EDIT: Wahrscheinlich würden se mich dann abführen in einer hübschen weißen Jacke


----------



## Chris-W201-Fan (8. März 2010)

hehe, ja, des wäre mal ne maßnahme, aber bitte vorher bescheid geben, ich will das in bild und ton festhalten


----------



## HalifaxX (8. März 2010)

Und ich hatte mich so auf Assassins creed II gefreut.. 
schade genauso wie bei GTA IV..

..Schade.. !

Mfg HalifaxX


----------



## Rotax (9. März 2010)

Haha, schaut mal hier:

Assassin's Creed 2 (D1 Version): Pc: Amazon.de: Games

Silent Hunter 5 soll auch verbuggt und verpfuscht wie sau sein.

http://www.amazon.de/Silent-Hunter-..._2?ie=UTF8&s=videogames&qid=1268126298&sr=8-2

Schade dass es Leute gibt die es auch noch kaufen und Ubisoft in ihrere Mache somit unterstützen.

http://img229.imageshack.us/img229/1539/ubil.jpg


Hoffentlich gehen die für ihren verbuggten kommerziellen Mist bald den Bach runter.


----------



## Sionix (9. März 2010)

Rotax schrieb:


> Schade dass es Leute gibt die es auch noch kaufen und Ubisoft in ihrere Mache somit unterstützen.

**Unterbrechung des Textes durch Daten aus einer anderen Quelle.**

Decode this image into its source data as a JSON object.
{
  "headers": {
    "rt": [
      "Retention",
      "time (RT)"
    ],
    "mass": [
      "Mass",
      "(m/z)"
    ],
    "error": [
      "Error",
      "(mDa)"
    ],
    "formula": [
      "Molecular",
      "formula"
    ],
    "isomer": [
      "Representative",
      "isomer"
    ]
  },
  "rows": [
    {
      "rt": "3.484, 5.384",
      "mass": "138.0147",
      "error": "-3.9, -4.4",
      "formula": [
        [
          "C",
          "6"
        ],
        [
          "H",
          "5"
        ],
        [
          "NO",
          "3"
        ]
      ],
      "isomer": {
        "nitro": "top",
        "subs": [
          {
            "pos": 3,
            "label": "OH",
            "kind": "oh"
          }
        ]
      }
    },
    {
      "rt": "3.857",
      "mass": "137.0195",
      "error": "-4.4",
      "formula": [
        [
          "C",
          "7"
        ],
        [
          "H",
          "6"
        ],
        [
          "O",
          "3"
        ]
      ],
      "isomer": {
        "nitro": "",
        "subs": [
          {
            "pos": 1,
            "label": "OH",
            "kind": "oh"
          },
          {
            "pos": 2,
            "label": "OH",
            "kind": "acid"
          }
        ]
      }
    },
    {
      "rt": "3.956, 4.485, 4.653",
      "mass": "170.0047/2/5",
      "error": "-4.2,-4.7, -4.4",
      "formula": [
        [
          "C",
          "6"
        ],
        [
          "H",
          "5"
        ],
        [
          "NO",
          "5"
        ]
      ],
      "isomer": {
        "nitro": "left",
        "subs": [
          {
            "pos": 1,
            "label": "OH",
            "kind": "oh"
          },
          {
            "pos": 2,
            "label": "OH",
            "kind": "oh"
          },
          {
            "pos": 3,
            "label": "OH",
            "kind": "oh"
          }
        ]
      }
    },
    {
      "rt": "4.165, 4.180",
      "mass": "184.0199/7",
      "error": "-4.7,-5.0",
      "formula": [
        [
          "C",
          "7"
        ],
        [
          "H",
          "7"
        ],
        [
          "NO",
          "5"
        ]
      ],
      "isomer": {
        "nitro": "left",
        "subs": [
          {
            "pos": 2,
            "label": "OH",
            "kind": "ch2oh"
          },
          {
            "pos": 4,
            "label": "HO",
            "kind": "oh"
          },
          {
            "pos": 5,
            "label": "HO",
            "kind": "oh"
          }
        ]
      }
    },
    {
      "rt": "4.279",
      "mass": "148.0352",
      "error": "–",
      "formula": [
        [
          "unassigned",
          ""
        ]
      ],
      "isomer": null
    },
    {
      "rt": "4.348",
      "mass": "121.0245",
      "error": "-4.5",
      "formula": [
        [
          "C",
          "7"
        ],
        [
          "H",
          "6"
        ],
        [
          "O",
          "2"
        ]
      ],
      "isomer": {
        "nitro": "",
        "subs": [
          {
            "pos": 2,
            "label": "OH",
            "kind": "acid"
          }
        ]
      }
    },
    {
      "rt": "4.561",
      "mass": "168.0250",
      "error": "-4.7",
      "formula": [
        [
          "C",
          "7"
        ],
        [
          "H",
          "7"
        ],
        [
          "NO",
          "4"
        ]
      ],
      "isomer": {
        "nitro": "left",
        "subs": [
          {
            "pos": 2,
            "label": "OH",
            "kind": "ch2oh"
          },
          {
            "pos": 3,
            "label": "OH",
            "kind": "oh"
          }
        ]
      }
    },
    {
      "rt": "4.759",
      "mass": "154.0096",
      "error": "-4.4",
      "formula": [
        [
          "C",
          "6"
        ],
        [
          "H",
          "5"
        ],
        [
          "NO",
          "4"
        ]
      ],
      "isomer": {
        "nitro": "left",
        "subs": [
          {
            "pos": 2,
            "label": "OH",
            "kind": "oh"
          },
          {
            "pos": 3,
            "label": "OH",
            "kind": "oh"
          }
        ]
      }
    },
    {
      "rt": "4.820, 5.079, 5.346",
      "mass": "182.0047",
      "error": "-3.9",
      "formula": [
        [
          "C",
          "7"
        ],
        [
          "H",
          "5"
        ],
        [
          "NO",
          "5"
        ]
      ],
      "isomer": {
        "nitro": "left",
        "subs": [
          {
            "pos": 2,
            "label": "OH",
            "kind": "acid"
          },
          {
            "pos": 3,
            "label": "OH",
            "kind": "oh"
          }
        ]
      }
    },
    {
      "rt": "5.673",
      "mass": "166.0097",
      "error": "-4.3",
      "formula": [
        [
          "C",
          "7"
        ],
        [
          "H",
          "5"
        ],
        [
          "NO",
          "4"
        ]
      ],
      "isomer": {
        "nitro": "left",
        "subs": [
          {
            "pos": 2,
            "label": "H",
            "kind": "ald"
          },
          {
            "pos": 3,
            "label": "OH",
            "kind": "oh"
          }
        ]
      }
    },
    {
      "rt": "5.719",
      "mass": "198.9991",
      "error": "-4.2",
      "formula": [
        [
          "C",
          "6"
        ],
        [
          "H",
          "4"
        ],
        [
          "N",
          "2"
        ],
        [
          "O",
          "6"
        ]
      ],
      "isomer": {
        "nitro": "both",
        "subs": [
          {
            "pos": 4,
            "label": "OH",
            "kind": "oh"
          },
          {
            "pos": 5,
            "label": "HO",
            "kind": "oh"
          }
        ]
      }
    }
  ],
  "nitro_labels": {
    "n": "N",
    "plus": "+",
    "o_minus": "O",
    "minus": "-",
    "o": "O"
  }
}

und ich kenne eine menge leute, die sich das nicht gekauft haben



Rotax schrieb:


> http://img229.imageshack.us/img229/1539/ubil.jpg



 das bild ist echt gut aber leider wahr.

ich hoffe, dass ubisoft schnell dahinter kommt, dass man pc-gamer nicht so ver*****en darf und sie ihren kopierschut wieder entfernen.


----------



## MARIIIO (10. März 2010)

Ich denke, die haben da so viel Geld reingesteckt, dass sie den nicht einfach so wieder rauspatchen würden. Wobei ich mir das Spiel dann wohl kaufen würde....


----------



## Shooter-X (10. März 2010)

drm ist der größte mist!

während die ehrlichen käufer sich noch mit rumärgern spielen die die es sicher heruntergeladen haben bereits in aller ruhe, weils schon nach einem tag einen crack gab!


----------



## ikarus_can_fly (10. März 2010)

Ubi Soft scheint mir nicht grade der Schlaueste Verein zu sein...

Ich mag mich ja irren, aber war es nicht Siedler 2, bei dem von Ubi Soft so lange rumgepatched wurde bis es einen Offiziellen No CD Patch gab??? 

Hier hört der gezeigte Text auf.